Выбрать главу

Только два загадочных предложения Анаксимандра дошли до нас в исходной форме. «Все вещи начинаются из других вещей и исчезают в других вещах при необходимости. Они воздают друг другу справедливость и возмещают несправедливость в соответствии с установленным Временем порядком» – этот фрагмент из труда «О природе» был сохранен греческим философом Симпликием и включен в качестве цитаты в его комментарий к знаменитой «Физике» Аристотеля. Все остальное, что нам известно об Анаксимандре, дошло до нас в пересказе многих эрудированных греков, читавших его труды, особенно в пересказе Теофраста – одного из наиболее выдающихся современников Аристотеля.

Через 200 с лишним лет после смерти Анаксимандра Теофраст, по-видимому, нашел трактат «О природе» в библиотеке Аристотеля в афинском Ликее (Лицее). Ликей существовал задолго до Аристотеля, но Аристотель превратил его из гимназии, в которой тренировали спортсменов для Олимпийских игр, в школу для обучения наиболее способных молодых афинян. Потенциальные будущие философы съезжались в Афины ко двору главного греческого интеллектуала – этот статус Аристотель унаследовал от своего учителя, афинянина Платона. Аристотель был учеником одного из самых значительных мыслителей в истории, а сам, в свою очередь, стал наставником одного из величайших в истории военачальников – Александра Македонского. С умножением побед Александра росла слава Ликея. Кроме знаменитой библиотеки, Аристотель открыл ботанический сад и зоопарк, в котором содержались звери, присланные Александром из завоеванных земель.

Статус интеллектуального наследника Платона пришел к Аристотелю непрямым путем, отчасти по политическим причинам. Дело в том, что Аристотель не был греком. В возрасте 18 лет он пришел к Платону из Македонии, где его отец был придворным врачом царя – деда Александра Македонского. Блестящие способности Аристотеля были очевидны, но, когда через 20 лет Платон умер, Аристотель отправился в добровольное изгнание. Македонские войска один за другим захватывали греческие города, и в Афинах усиливались антимакедонские настроения. Происхождение Аристотеля стало для него обузой.

Аристотель покинул Афины и отправился в греческий город Ассос, расположенный к северу от Милета. В конечном итоге, по совету Теофраста, с которым Аристотель дружил со времен обучения в академии Платона, он поселился на острове Лесбос в Эгейском море. Теофраст был родом с Лесбоса, а его настоящее имя – Тиртамус. За красноречие Аристотель наградил его прозвищем Теофраст, что означает «говорящий как бог», под которым он и вошел в историю. Подобно Аристотелю, Теофраст обладал разносторонними интересами, но основное время проводил за изучением природы, главным образом растений. Он написал на эту тему две важные книги: «История растений» и «Причины растений». Теофраст широко известен как величайший античный знаток растительного мира.
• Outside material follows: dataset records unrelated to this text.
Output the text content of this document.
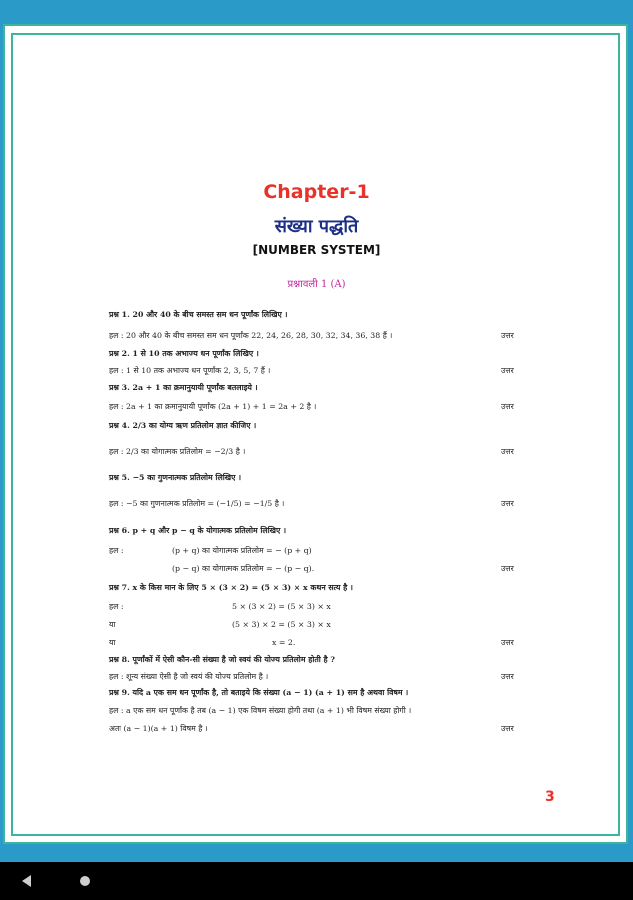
Chapter-1
संख्या पद्धति
[NUMBER SYSTEM]
प्रश्नावली 1 (A)
प्रश्न 1. 20 और 40 के बीच समस्त सम धन पूर्णांक लिखिए ।
हल : 20 और 40 के बीच समस्त सम धन पूर्णांक 22, 24, 26, 28, 30, 32, 34, 36, 38 हैं ।
प्रश्न 2. 1 से 10 तक अभाज्य धन पूर्णांक लिखिए ।
हल : 1 से 10 तक अभाज्य धन पूर्णांक 2, 3, 5, 7 हैं ।
प्रश्न 3. 2a + 1 का क्रमानुयायी पूर्णांक बतलाइये ।
हल : 2a + 1 का क्रमानुयायी पूर्णांक (2a + 1) + 1 = 2a + 2 है ।
प्रश्न 4. 2/3 का योग्य ऋण प्रतिलोम ज्ञात कीजिए ।
हल : 2/3 का योगात्मक प्रतिलोम = −2/3 है ।
प्रश्न 5. −5 का गुणनात्मक प्रतिलोम लिखिए ।
हल : −5 का गुणनात्मक प्रतिलोम = (−1/5) = −1/5 है ।
प्रश्न 6. p + q और p − q के योगात्मक प्रतिलोम लिखिए ।
हल :
प्रश्न 7. x के किस मान के लिए 5 × (3 × 2) = (5 × 3) × x कथन सत्य है ।
हल :
या
या
प्रश्न 8. पूर्णांकों में ऐसी कौन-सी संख्या है जो स्वयं की योज्य प्रतिलोम होती है ?
हल : शून्य संख्या ऐसी है जो स्वयं की योज्य प्रतिलोम है ।
प्रश्न 9. यदि a एक सम धन पूर्णांक है, तो बताइये कि संख्या (a − 1) (a + 1) सम है अथवा विषम ।
हल : a एक सम धन पूर्णांक है तब (a − 1) एक विषम संख्या होगी तथा (a + 1) भी विषम संख्या होगी ।
अतः (a − 1)(a + 1) विषम है ।
(p + q) का योगात्मक प्रतिलोम = − (p + q)
(p − q) का योगात्मक प्रतिलोम = − (p − q).
5 × (3 × 2) = (5 × 3) × x
(5 × 3) × 2 = (5 × 3) × x
x = 2.
उत्तर
उत्तर
उत्तर
उत्तर
उत्तर
उत्तर
उत्तर
उत्तर
उत्तर
3
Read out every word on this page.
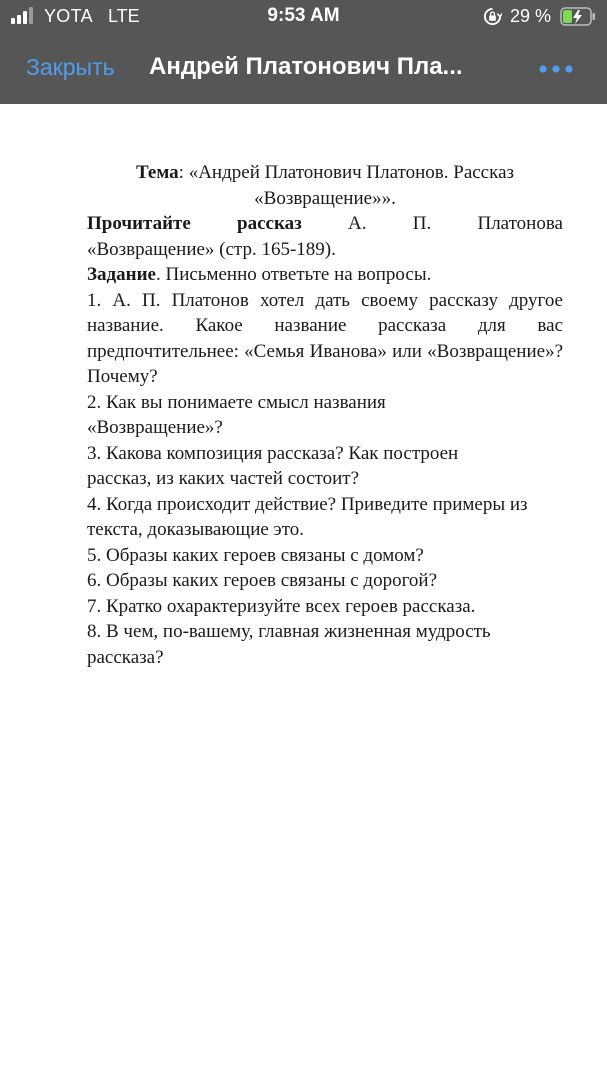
YOTA LTE	9:53 AM	29 %
Закрыть Андрей Платонович Пла...

Тема: «Андрей Платонович Платонов. Рассказ

«Возвращение»».

Прочитайте рассказ А. П. Платонова

«Возвращение» (стр. 165-189).

Задание. Письменно ответьте на вопросы.

1. А. П. Платонов хотел дать своему рассказу другое название. Какое название рассказа для вас предпочтительнее: «Семья Иванова» или «Возвращение»? Почему?

2. Как вы понимаете смысл названия «Возвращение»?

3. Какова композиция рассказа? Как построен рассказ, из каких частей состоит?

4. Когда происходит действие? Приведите примеры из текста, доказывающие это.

5. Образы каких героев связаны с домом?

6. Образы каких героев связаны с дорогой?

7. Кратко охарактеризуйте всех героев рассказа.

8. В чем, по-вашему, главная жизненная мудрость рассказа?
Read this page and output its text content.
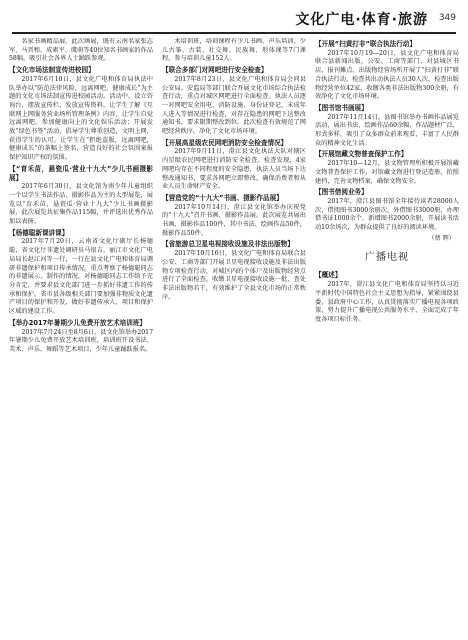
文化广电·体育·旅游 349

名家书画精品展、此次画展，既有云南名家张志军、马晋和、成素平、虞萌等40位知名书画家的作品58幅，吸引社会各界人士踊跃参观。

【文化市场法制宣传进校园】

2017年6月10日，县文化广电和体育局执法中队举办以“防范法律风险，远离网吧、健康成长”为主题的文化市场法制宣传进校园活动。活动中，设立咨询台，摆放宣传栏，发放宣传资料，让学生了解《互联网上网服务营业场所管理条例》内容，让学生自觉远离网吧。参加健康向上的文化娱乐活动；开展发放“绿色书签”活动，倡导学生尊重创造，文明上网，获得学生的认可。让学生在“拒绝盗版，远离网吧，健康成长”的条幅上签名，营造良好的社会氛围案报保护知识产权的氛围。

【“育禾苗，悬瓷瓜·营业十九大”少儿书画摄影展】

2017年6月30日，县文化馆为南少年儿童组织一个以学生书法作品、摄影作品为主的大型展览，展览以“育禾苗，悬瓷瓜·营业十九大”少儿书画摄影展，此次展览共征集作品115幅，并评选出优秀作品加以表扬。

【杨德聪新课讲课】

2017年7月20日，云南省文化厅副厅长杨德聪，省文化厅非遗处调研员马银吉，丽江市文化广电局局长赵江河等一行，一行在县文化广电和体育局调研非遗保护和项目传承情况。重点考察了杨德聪同志的非遗展示、制作的情况，对杨德聪同志工作给予充分肯定，并要求县文化部门进一步抓好非遗工作的传承和保护。省市县各级相关部门要加强非物质文化遗产项目的保护和开发，做好非遗传承人、项目和保护区域的建设工作。

【举办2017年暑期少儿免费开放艺术培训班】

2017年7月24日至8月6日，县文化馆举办2017年暑期少儿免费开放艺术培训班，培训班开设书法、美术、声乐、舞蹈等艺术项目，少年儿童踊跃报名。

术培训班，培训课程有少儿书画、声乐培训、少儿古筝、古装、社交舞、民族舞、形体课等7门课程，参与培训儿童152人。

【联合多部门对网吧进行安全检查】

2017年8月23日，县文化广电和体育局会同县公安局、安监局等部门联合开展文化市场综合执法检查行动，重点对城区网吧进行全面检查。执法人员逐一对网吧安全用电、消防设施、身份证登记、未成年人进入等情况进行检查，对存在隐患的网吧下达整改通知书，要求限期整改到位。此次检查有效规范了网吧经营秩序，净化了文化市场环境。

【开展高星级农民网吧消防安全检查情况】

2017年9月11日，澄江县文化执法大队对辖区内星级农民网吧进行消防安全检查。检查发现，4家网吧均存在不同程度的安全隐患，执法人员当场下达整改通知书，要求各网吧立即整改，确保消费者和从业人员生命财产安全。

【营造党的“十九大”书画、摄影作品展】

2017年10月14日，澄江县文化馆举办庆祝党的“十九大”召开书画、摄影作品展。此次展览共展出书画、摄影作品100件，其中书法、绘画作品50件，摄影作品50件。

【省旅游总卫星电视接收设施及非法出版物】

2017年10月16日，县文化广电和体育局联合县公安、工商等部门开展卫星电视接收设施及非法出版物专项检查行动，对城区内的个体户及出版物经营点进行了全面检查，收缴卫星电视接收设施一批，查处非法出版物若干，有效维护了全县文化市场的正常秩序。

【开展“扫黄打非”联合执法行动】

2017年10月19—20日，县文化广电和体育局联合县新闻出版、公安、工商等部门，对县城区书店、报刊摊点、出版物经营场所开展了“扫黄打非”联合执法行动。检查共出动执法人员30人次，检查出版物经营单位42家，收缴各类非法出版物300余册，有效净化了文化市场环境。

【图书馆书画展】

2017年11月14日，县图书馆举办书画作品展览活动，展出书法、绘画作品60余幅，作品题材广泛，形式多样，吸引了众多群众前来观看，丰富了人民群众的精神文化生活。

【开展馆藏文物普查保护工作】

2017年10—12月，县文物管理所积极开展馆藏文物普查保护工作，对馆藏文物进行登记造册、拍照建档，完善文物档案，确保文物安全。

【图书借阅业务】

2017年，澄江县图书馆全年接待读者28000人次，借阅图书3000余册次，外借图书3000册，办理借书证1000余个，新增图书2000余册，开展读书活动10余场次，为群众提供了良好的阅读环境。

（蔡 辉）

广播电视
【概述】

2017年，澄江县文化广电和体育局坚持以习近平新时代中国特色社会主义思想为指导，紧紧围绕县委、县政府中心工作，认真贯彻落实广播电视各项政策，努力提升广播电视公共服务水平，全面完成了年度各项目标任务。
Аристотель в гораздо большей степени интересовался миром животных. Лесбос изобиловал самыми разнообразными животными, развивавшимися обособленно от обитателей других участков суши, и, по-видимому, был для Аристотеля примерно тем же, чем Галапагосские острова для Чарльза Дарвина, – изолированной экосистемой с идеальными возможностями для изучения механизмов развития природы. Как Галапагосские острова стали для Дарвина наблюдательной базой для написания книги «О происхождении видов», так Лесбос стал источником вдохновения для создания многотомного сочинения о природе, которое обеспечило Аристотелю признание в качестве основателя биологии как науки.

Среди всех сочинений Аристотеля по предметам, впоследствии отнесенных к разряду науки (математика, геология, физика), самое серьезное влияние на потомков оказали его сочинения в области биологии. И хотя Аристотель допустил несколько серьезных ошибок (например, считал, что у женщин больше зубов, чем у мужчин), он все же был настолько талантливым наблюдателем и систематиком, что даже через 2000 лет образованные люди воспринимают его труды не как источник старомодных мыслей, а как образец тончайшей человеческой мудрости всех времен вплоть до эпохи Возрождения. Вот уже 2000 лет европейцы относятся к его трудам с тем же чувством, что и к колоссальным древнеримским постройкам, – с изумлением перед утраченными знаниями, которыми мы, наследники, уже не обладаем.